When Todd planted the grapes, I admit, I wasn’t particularly encouraging. Not everybody enjoys muscadines. Pop one in your mouth, bite through the tough hull, and out squirts a grape eyeball onto your tongue. I’ve grown to love the sweet peppery-ness of the juice, but it’s an acquired taste. I wondered aloud if our neighbors would be interested in grapes that require so much spitting, both the hulls and the seeds. But Todd is used to my ways and happily ignored me and planted them anyway. And when they started getting ripe, my middle man-child who lives with us liked the idea of sharing the grapes so much that he even made a sign (despite his own introversion.)

See?

So maybe it’s time for me to turn over a new grape leaf.

Maybe it’s time that I join with the guys in my family in embracing the idea of inviting people into my yard.
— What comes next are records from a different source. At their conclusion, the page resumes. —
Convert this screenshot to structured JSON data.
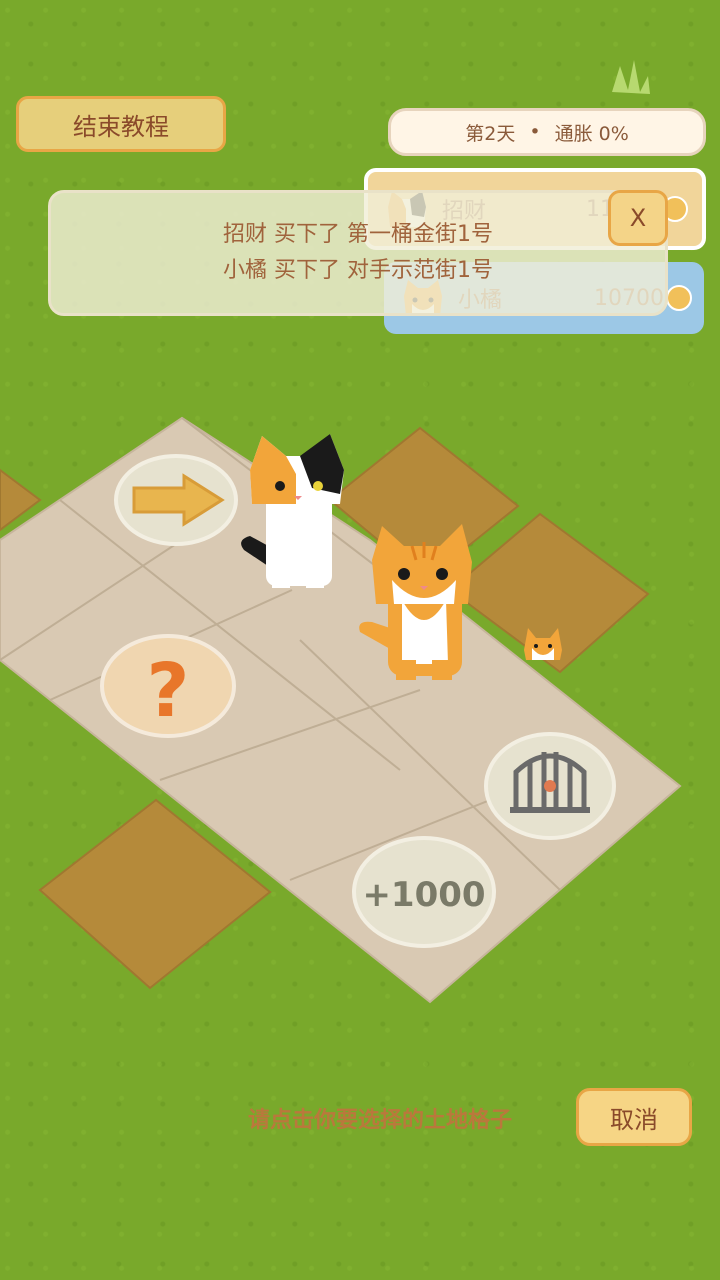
{
  "header": {
    "end_tutorial_label": "结束教程",
    "day": "第2天",
    "separator": "•",
    "inflation": "通胀 0%"
  },
  "players": [
    {
      "name": "招财",
      "money": "11100",
      "color": "#f1d59a",
      "icon": "calico-cat-avatar"
    },
    {
      "name": "小橘",
      "money": "10700",
      "color": "#9cc8e6",
      "icon": "orange-cat-avatar"
    }
  ],
  "toast": {
    "line1": "招财 买下了 第一桶金街1号",
    "line2": "小橘 买下了 对手示范街1号",
    "close_label": "X"
  },
  "board": {
    "tiles": [
      {
        "type": "arrow",
        "icon": "arrow-right-icon"
      },
      {
        "type": "question",
        "icon": "question-mark-icon"
      },
      {
        "type": "jail",
        "icon": "cage-icon"
      },
      {
        "type": "bonus",
        "label": "+1000"
      }
    ],
    "properties": [
      "brown-plot",
      "brown-plot",
      "brown-plot",
      "brown-plot"
    ]
  },
  "footer": {
    "hint": "请点击你要选择的土地格子",
    "cancel_label": "取消"
  },
  "colors": {
    "grass": "#79a92b",
    "tile": "#d8c8b2",
    "plot": "#b58a3a",
    "accent": "#e8a646"
  }
}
We’re so divided in this country these days. Maybe muscadines in all their peppery sweet eyeball-ness can bring us together, at least on my street, for the next few weeks. We can eat and spit in unison for as long as the grapes last.

While we’re at it, maybe I could even become the Miss Bette or the Madame Mallet (minus the lace curtain) for the families around us. I think I have the energy to do that, as long as my house/ Hobbit Hole/Palace of Introversion is there for me to retreat to when my energy runs out.

It’ll be fun! Barefoot kids are just my style!

(Just send the doggies down to pee in the bamboo grove down the hill, pretty please!)